Ugadi
' or ', also known as Samvatsarādi, is the first day of the year on the Hindu calendar. It is traditionally celebrated by the Telugu people and the Kannadigas in the Indian states of Andhra Pradesh, Telangana, Karnataka, Tamil Nadu, as well as by diasporan communities elsewhere. The cycle consists of 60 years—each year individually named. It is observed on the first day of the Hindu lunisolar calendar month of Chaitra. This typically falls in late March or early April of the Gregorian calendar. It also sometimes falls on the day after Amavasya with the 27th Nakshatra Revati. Ugadi Day is pivoted on the first new moon after the March equinox.
The day is observed by drawing colourful patterns on the floor called Muggulu/Rangoli, mango leaf decorations on doors called torana, buying and giving gifts such as new clothes, giving charity to the poor, oil massages followed by special baths, preparing and sharing a special food called pachadi, and visiting Hindu temples. The pachadi is a notable festive food that combines all flavors sweet, sour, salty, bitter, astringent, and piquant. In Kannada and Telugu harvest traditions, it is a symbolic reminder that one must expect all flavors of experiences in the coming new year and make the most of them. Followers of the Souramana calendar system observe Ugadi in Karnataka, when the sun transits into the Aries constellation, which is also the festival of Baisakhi and is locally known as Souramana Ugadi or Mesha Sankranti.
Ugadi has been an important and historic festival of the Hindus, with medieval texts and inscriptions recording major charitable donations to Hindu temples and community centers on this day. The same day is observed as a New Year by Hindus in many other parts of India, such as Gudi Padwa in Maharashtra, Goa, and is a national public holiday in Mauritius.
Etymology
The name Yugadi or Ugadi is derived from the Sanskrit words yuga and ādi : "the beginning of a new age." Yugadi or Ugadi falls on "Chaitra Shudhdha Paadyami," or the first day of the bright half of the Indian month of Chaitra. This generally falls in late March or early April of the Gregorian calendar.The Telugu people use the term Ugadi, and the Kannadigas use the term Yugadi for this festival.
Practices
The Kannada and Telugu communities in Karnataka, Andhra Pradesh, Telangana, and Tamil Nadu celebrate the festival with great fanfare; gatherings of the extended family and a sumptuous feast are required. The day begins early with ritual showers, rubbing the body with perfumed oil, followed by prayers.Preparations for the festival begin a week ahead. Houses are given a thorough clean. People buy new clothes, including dhoti, and buy new items for the festival to decorate the entrance of their houses with fresh mango leaves. Mango leaves and coconuts are considered auspicious in the Hindu tradition, and they are used on Ugadi. People also clean the front of their house with water and cow dung paste, then draw colorful floral designs. People offer prayers in temples. The celebration of Ugadi is marked by religious zeal and social merriment. According to Vasudha Narayanan, a professor of religion at the University of Florida:
The pacchadi festive dish symbolically reminds the people that the following year – as all of life – will consist of not just sweet experiences, but a combination of sweet, sour, salty, and bitter episodes. Just as the different substances are bound together, one is reminded that no event or episode is wholly good or bad. Even in the midst of bitter experiences, there are sweet moments. One is also reminded that the experience of taste is transitory and ephemeral; so too, is life, and one has to learn to put pain and pleasure in proper temporal perspective.

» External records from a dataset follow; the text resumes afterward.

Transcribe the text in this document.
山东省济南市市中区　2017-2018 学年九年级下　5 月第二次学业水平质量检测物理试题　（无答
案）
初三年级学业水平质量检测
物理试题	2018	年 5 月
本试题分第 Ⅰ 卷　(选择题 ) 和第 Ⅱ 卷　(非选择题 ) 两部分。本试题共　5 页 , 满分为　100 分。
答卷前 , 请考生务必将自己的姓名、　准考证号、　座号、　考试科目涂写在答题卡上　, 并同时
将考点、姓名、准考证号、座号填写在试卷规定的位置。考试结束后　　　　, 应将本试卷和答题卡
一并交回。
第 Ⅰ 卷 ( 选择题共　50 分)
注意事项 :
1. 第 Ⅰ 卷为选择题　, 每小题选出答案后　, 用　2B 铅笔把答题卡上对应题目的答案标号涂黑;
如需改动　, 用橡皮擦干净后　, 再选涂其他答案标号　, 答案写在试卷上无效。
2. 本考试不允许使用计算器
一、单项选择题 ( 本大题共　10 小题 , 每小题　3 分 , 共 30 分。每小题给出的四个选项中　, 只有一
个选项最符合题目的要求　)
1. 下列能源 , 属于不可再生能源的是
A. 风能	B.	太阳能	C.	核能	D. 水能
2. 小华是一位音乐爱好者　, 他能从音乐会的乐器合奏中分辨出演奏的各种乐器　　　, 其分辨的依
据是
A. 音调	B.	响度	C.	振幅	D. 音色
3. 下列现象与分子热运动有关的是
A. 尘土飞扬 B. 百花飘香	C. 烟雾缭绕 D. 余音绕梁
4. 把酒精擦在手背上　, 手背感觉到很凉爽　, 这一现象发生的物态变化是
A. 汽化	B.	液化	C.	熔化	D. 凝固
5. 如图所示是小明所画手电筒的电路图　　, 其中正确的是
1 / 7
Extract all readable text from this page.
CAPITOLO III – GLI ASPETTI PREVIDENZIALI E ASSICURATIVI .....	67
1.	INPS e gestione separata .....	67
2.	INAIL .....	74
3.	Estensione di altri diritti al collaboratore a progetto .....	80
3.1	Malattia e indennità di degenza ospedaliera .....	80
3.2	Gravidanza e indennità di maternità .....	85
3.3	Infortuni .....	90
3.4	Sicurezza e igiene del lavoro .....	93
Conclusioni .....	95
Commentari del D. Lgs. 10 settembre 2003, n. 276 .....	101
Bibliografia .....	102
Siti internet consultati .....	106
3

Special dishes are prepared for the occasion. In Andhra Pradesh and Telangana, foods such as pulihora, bobbatlu, New Year burelu and pachadi, and preparations made with raw mango go well with the occasion. Of these, pachadi is the most notable and consists of a chutney-like dish that combines all six flavours of food: sweet, sour, salty, spicy, bitter, and astringent. This festive Hindu food is made from tamarind paste, neem flowers, brown sugar or sweet jaggery, table salt, green chili, and raw mango. It is a symbolic reminder of complex phases of life one should reasonably expect in the new year.
In Karnataka, foods such as Holige or Obattu and mango pickles are made. In addition, a speciality of Yugadi in Karnataka is to create "bevu bella" a mixture of neem and jaggery, to signify both the sweet and the bitter, or the sihi-kahi. This symbolizes life's own experiences with a bit of bitterness and a hint of sweetness.
Related festivals
n Hindus refer to the festival, observed on the same day, as Gudi Padwa. The Sindhis celebrate the same day as Cheti Chand, which is the beginning of their calendar year. Manipuris also celebrate their New Year as Sajibu Nongma Panba on the same day.The Hindus of Bali in Indonesia also celebrate their new year on the same day as Nyepi. Ugadi is one of the five Hindu national public holidays in Mauritius.